DEPARTMENT OF ALCOHOLIC BEVERAGE CONTROL et al., Appellants.
S. F. No. 20056. Supreme Court of California. In Bank.
Dec. 12, 1958. Edmund G. Brown, Attorney General, and Wiley W. Manuel, Deputy Attorney General, for Appellants.
Golden & Stefan, Theodore Golden, Robert N. Stefan and J. Bruce Fratis for Respondents.
Memorandum
SHENK, J.
This is an appeal from a judgment of the Superior Court, Alameda County, ordering a writ of mandate directing the respondent board to set aside an order dismissing appeals from decisions of the department and to consider an application for relief from an alleged clerical or inadvertent error in the preparation of a notice of appeal from decisions of the department.
A similar question was involved in Pesce v. Department of Alcoholic Beverage Control, this day decided (ante, p. 310 [333 P.2d 15]).

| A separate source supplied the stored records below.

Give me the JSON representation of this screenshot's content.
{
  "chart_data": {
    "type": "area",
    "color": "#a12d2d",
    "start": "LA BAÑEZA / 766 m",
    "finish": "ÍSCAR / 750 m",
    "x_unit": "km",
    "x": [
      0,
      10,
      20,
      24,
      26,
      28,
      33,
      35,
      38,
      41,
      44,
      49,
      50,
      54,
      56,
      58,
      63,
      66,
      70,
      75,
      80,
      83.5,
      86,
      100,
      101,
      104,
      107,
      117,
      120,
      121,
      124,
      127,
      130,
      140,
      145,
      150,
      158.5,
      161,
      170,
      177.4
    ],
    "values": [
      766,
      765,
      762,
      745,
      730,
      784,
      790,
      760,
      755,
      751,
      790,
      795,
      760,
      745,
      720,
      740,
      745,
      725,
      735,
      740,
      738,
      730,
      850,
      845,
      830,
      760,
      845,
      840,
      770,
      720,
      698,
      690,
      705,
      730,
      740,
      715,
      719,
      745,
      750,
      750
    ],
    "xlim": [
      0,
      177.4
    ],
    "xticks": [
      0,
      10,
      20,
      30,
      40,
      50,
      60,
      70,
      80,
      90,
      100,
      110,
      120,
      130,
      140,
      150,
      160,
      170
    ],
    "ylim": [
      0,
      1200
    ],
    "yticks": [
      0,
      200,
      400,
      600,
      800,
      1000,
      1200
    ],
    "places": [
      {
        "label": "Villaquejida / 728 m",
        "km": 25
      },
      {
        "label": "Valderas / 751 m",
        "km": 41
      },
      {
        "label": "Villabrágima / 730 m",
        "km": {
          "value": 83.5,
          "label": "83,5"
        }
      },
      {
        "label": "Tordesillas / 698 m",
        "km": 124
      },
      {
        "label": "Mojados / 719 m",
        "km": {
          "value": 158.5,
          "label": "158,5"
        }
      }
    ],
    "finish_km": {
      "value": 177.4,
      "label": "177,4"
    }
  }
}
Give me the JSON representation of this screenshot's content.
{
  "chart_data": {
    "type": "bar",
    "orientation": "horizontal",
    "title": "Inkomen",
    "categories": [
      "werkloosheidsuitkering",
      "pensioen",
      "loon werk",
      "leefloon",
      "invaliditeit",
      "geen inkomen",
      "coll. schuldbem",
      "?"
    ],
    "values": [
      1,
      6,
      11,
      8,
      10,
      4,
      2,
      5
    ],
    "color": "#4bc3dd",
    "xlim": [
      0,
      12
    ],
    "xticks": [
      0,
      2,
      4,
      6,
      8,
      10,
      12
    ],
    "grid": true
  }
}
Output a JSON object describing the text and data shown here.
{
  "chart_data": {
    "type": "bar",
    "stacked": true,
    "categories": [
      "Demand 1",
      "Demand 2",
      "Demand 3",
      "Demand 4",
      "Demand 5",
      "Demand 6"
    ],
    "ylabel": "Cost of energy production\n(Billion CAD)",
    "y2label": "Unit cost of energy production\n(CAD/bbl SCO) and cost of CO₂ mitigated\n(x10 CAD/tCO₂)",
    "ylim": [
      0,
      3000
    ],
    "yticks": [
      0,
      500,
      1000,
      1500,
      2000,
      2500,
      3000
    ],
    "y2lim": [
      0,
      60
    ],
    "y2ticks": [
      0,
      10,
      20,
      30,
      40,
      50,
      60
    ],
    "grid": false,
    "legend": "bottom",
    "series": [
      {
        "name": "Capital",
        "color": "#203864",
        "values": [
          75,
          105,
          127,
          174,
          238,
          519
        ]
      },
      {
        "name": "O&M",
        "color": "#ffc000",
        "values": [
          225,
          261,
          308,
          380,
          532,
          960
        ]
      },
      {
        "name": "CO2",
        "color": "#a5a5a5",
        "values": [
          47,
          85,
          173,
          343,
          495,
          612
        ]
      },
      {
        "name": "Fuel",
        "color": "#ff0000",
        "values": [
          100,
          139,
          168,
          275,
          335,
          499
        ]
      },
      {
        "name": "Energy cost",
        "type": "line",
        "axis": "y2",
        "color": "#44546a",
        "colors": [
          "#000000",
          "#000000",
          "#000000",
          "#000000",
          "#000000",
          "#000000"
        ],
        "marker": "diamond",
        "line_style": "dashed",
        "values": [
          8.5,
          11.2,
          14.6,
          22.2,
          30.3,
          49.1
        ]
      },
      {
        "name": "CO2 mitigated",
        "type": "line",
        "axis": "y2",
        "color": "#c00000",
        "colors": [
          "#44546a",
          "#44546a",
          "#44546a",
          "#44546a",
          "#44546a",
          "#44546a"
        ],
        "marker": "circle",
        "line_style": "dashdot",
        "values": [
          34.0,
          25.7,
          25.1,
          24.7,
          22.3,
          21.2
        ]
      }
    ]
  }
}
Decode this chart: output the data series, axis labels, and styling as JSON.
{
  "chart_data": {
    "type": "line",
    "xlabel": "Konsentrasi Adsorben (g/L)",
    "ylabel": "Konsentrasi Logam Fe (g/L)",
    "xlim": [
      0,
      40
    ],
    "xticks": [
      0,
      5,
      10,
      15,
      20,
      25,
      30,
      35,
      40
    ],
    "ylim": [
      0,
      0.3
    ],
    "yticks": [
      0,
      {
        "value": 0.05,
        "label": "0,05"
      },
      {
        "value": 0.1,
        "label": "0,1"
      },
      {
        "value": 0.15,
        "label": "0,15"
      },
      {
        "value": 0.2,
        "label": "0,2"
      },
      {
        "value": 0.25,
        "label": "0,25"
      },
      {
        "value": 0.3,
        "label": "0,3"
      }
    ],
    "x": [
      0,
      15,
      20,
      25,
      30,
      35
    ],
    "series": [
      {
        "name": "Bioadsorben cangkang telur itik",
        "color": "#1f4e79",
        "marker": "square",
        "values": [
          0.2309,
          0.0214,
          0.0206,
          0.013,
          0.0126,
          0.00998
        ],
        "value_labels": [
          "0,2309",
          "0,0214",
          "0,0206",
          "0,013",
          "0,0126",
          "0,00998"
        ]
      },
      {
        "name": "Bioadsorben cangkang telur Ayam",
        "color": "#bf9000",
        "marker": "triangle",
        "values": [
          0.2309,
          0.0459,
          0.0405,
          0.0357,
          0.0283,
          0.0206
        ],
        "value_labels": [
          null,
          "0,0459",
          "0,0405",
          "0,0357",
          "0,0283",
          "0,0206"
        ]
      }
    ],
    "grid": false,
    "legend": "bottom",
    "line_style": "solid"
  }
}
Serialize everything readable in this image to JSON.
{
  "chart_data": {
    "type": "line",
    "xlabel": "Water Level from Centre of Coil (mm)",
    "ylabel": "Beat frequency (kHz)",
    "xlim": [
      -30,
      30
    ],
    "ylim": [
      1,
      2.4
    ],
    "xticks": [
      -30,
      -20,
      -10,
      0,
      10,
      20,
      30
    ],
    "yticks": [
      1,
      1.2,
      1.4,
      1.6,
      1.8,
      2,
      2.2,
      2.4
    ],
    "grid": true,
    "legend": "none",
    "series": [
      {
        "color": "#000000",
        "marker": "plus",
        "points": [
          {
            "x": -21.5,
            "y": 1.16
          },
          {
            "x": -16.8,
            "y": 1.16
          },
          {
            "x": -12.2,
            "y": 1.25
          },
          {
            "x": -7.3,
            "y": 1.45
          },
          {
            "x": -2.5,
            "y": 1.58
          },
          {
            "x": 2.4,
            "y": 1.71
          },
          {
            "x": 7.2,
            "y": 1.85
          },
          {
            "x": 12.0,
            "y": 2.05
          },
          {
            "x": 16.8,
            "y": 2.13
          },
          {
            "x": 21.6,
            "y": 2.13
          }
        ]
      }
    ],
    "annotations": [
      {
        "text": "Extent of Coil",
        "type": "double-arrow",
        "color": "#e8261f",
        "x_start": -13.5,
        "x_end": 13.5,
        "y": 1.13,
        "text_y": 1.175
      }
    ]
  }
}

On October 18, 1956, the department rendered two separately numbered decisions in file 42022. In the first, numbered 9560, the petitioners' wine and beer license was ordered revoked for violation of section 25601 of the Alcoholic Beverage Control Act. In the second, numbered 1166, the license was suspended for fifteen days for violation of section 25658 of the Alcoholic Beverage Control Act. The decisions were [886] mailed to the licensees on October 18, 1956, and received by them at their place of business on October 19, 1956. On November 28, 1956, the forty-first day after notice of the department's decisions was mailed to the licensees, the licensees delivered a notice of appeal to the board. The notice stated that an appeal was taken from the decision of the department in the proceeding numbered "file no. 4202, reg. no. 1166." It thus appears that the notice of appeal incorrectly designated the file number and referred only to the proceeding in which the petitioners' license was suspended for 15 days. On January 16, 1957, the licensees filed a "Correction and Clarification of Notice of Appeal." They alleged that their failure to properly identify the file number and to include in the notice of appeal the number of the proceeding in which their license was revoked was the result of typographical error and inadvertence.